In the very long history of Human civilization, many languages have survived, many have thrived, many have died a slow death. Few think that Hindi is pushing other languages to oblivion. But how true is that?
Once upon a time, languages like Sanskrit, Latin and even Persian were thriving. Today, they are confined to a much smaller dominion.
Is Hindi causing the death of other languages? First of all, are we really speaking Hindi in our daily lives?
We don’t speak Hindi any more. We speak Hindustani. It’s a language which is a mixture of Hindi, Urdu and Persian. Whenever you speak pure Hindi, you receive a look of amusement even from the so called Hindi speakers.
Now, is Hindustani destroying other languages? Hindustani has thrived mainly due to two aspects – Simplicity and Acceptance. It has slowly given up complicated words from both Urdu and Sanskrit and has adopted easier words. This is also the main reason why English is most popular in the world.
Any simple language will spread on its own. This is the law of nature and nothing can supersede it. It can be slowed down, but never stopped. You cannot get back Latin and kick away English. English was once a language of poor and commoner and was associated with poverty and still it spread because it kept on adopting words from different languages. This acceptance is also the primary reason why English is a phonetically incorrect language.

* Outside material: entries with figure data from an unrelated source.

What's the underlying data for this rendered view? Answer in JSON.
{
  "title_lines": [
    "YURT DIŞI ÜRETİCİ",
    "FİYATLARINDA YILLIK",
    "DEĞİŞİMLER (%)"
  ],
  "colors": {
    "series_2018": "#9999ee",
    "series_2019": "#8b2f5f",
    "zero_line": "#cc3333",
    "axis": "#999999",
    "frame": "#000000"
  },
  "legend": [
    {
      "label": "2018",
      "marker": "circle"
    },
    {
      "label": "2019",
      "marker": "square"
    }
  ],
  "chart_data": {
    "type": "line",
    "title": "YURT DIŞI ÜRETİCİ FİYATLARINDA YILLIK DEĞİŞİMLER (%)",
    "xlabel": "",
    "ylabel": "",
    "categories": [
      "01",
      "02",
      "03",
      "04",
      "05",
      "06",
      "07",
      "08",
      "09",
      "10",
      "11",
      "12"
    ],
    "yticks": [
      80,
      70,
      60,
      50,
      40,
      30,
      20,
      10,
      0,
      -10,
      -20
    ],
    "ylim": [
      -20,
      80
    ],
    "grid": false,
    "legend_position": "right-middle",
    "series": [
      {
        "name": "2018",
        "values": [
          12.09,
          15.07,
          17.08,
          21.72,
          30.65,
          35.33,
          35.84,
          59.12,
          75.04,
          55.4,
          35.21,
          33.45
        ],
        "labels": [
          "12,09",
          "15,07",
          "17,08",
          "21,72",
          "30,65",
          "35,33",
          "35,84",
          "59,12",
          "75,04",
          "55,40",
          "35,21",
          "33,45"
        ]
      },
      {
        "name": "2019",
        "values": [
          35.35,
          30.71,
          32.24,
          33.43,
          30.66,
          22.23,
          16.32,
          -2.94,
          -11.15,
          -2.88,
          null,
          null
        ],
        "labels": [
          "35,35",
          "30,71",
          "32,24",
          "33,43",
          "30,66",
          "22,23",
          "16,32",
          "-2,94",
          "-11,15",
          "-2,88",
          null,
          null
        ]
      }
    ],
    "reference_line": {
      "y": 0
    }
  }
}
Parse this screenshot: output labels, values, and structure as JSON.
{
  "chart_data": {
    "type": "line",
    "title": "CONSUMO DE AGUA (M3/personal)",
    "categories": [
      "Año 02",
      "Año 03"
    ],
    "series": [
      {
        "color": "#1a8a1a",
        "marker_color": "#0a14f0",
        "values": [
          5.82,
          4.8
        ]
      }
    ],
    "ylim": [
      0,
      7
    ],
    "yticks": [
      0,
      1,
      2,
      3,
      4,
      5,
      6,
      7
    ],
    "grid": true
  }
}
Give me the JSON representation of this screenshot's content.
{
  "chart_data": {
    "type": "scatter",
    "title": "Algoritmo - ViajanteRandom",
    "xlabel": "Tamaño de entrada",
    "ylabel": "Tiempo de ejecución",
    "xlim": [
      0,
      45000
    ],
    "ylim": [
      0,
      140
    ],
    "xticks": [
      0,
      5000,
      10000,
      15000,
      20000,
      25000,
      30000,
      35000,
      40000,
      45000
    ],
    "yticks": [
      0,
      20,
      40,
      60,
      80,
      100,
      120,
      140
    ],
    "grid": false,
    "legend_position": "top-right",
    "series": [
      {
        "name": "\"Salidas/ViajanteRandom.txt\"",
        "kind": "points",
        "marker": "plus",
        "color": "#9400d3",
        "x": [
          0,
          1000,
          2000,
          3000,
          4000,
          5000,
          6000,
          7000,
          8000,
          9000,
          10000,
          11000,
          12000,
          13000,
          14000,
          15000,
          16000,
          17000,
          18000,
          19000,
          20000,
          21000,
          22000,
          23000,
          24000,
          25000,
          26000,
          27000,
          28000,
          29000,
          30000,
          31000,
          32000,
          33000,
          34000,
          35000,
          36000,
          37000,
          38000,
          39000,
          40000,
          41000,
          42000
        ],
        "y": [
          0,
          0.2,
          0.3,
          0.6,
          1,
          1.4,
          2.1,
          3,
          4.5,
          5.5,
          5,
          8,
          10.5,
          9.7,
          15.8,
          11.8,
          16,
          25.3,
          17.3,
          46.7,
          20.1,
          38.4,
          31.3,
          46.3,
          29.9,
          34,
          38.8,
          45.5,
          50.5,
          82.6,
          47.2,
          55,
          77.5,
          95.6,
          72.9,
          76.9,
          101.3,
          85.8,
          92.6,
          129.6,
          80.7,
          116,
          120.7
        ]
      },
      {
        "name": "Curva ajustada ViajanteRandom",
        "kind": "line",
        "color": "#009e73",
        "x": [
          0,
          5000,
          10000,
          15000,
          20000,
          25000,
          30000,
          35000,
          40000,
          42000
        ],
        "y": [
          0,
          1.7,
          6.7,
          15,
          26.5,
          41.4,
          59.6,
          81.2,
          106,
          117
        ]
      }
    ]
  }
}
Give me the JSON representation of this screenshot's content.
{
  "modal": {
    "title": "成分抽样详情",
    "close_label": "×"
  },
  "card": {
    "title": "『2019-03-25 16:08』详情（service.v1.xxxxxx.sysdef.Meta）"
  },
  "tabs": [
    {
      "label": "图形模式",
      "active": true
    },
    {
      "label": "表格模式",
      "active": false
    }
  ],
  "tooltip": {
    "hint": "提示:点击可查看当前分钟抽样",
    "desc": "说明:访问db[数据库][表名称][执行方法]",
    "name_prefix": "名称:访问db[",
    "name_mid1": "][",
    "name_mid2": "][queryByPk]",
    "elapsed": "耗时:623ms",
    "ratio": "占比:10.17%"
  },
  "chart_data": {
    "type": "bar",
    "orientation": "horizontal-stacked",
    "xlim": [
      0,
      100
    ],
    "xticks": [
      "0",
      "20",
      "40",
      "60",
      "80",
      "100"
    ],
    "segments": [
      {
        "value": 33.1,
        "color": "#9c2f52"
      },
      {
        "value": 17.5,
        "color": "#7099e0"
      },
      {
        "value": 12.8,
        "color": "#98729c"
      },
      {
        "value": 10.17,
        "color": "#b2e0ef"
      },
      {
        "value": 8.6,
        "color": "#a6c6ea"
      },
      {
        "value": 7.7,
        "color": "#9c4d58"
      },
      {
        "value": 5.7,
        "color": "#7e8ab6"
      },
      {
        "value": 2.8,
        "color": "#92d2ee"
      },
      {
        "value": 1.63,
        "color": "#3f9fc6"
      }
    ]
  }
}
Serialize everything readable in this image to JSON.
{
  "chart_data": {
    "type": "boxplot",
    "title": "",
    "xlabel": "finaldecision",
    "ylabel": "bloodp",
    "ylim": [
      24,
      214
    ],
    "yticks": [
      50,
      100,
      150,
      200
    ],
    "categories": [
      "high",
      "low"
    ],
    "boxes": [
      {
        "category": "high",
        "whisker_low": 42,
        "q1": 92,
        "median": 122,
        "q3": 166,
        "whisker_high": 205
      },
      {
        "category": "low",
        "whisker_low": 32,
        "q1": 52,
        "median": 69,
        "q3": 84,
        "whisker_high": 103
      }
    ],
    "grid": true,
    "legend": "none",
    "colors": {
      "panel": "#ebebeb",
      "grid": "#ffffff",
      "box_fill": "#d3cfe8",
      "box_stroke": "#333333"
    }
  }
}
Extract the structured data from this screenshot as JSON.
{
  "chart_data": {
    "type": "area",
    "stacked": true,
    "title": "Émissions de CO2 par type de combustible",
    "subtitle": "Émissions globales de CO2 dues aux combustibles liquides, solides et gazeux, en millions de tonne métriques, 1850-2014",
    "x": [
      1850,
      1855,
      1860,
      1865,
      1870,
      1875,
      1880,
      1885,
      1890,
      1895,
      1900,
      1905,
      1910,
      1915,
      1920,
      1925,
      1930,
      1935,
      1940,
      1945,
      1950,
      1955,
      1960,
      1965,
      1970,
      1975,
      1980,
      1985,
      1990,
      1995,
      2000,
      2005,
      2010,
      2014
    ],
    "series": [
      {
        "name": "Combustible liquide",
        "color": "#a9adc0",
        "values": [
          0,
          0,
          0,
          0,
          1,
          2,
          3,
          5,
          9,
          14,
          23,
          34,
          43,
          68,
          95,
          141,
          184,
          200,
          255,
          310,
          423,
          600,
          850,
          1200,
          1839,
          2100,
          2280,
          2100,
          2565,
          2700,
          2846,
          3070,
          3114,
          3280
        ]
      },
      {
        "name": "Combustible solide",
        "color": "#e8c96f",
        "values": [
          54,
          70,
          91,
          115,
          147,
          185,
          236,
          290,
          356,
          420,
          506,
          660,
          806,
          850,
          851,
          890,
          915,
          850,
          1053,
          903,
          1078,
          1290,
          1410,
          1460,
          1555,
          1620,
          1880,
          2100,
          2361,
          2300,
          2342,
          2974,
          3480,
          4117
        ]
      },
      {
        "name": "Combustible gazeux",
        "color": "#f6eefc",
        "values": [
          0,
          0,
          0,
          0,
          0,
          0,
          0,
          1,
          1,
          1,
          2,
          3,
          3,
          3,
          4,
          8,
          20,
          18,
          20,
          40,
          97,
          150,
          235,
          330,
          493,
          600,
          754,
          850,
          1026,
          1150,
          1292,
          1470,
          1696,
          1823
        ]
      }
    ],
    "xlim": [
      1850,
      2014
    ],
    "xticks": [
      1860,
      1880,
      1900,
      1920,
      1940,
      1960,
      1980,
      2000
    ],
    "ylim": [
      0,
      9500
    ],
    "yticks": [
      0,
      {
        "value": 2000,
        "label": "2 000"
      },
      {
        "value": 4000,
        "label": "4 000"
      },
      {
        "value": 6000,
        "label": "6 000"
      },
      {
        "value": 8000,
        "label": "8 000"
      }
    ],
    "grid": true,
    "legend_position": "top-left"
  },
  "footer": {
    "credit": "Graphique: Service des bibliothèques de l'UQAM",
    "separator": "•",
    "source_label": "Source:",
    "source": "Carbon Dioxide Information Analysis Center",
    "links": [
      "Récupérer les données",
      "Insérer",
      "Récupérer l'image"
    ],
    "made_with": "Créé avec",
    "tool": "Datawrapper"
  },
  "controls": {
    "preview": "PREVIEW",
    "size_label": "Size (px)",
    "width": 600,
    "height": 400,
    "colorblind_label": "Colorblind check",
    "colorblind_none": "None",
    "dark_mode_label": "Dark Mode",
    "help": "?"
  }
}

Due to a multiple reasons, English has been unable to penetrate the rural India, specially in North India. Hence it would be foolish to expect that English can take place of Hindustani in India within a span of a few more decades.
Hindustani is spreading and will keep on spreading as it keeps on accepting words from different languages. Any language which is not open to accepting vocabulary of other languages will die away with time.
Language is essentially the medium of communication and Humans tend to bend towards ease and simplicity.
No matter how much Indian government pushes India towards pure Hindi, it would fail. With time, even the pure Hindi might die.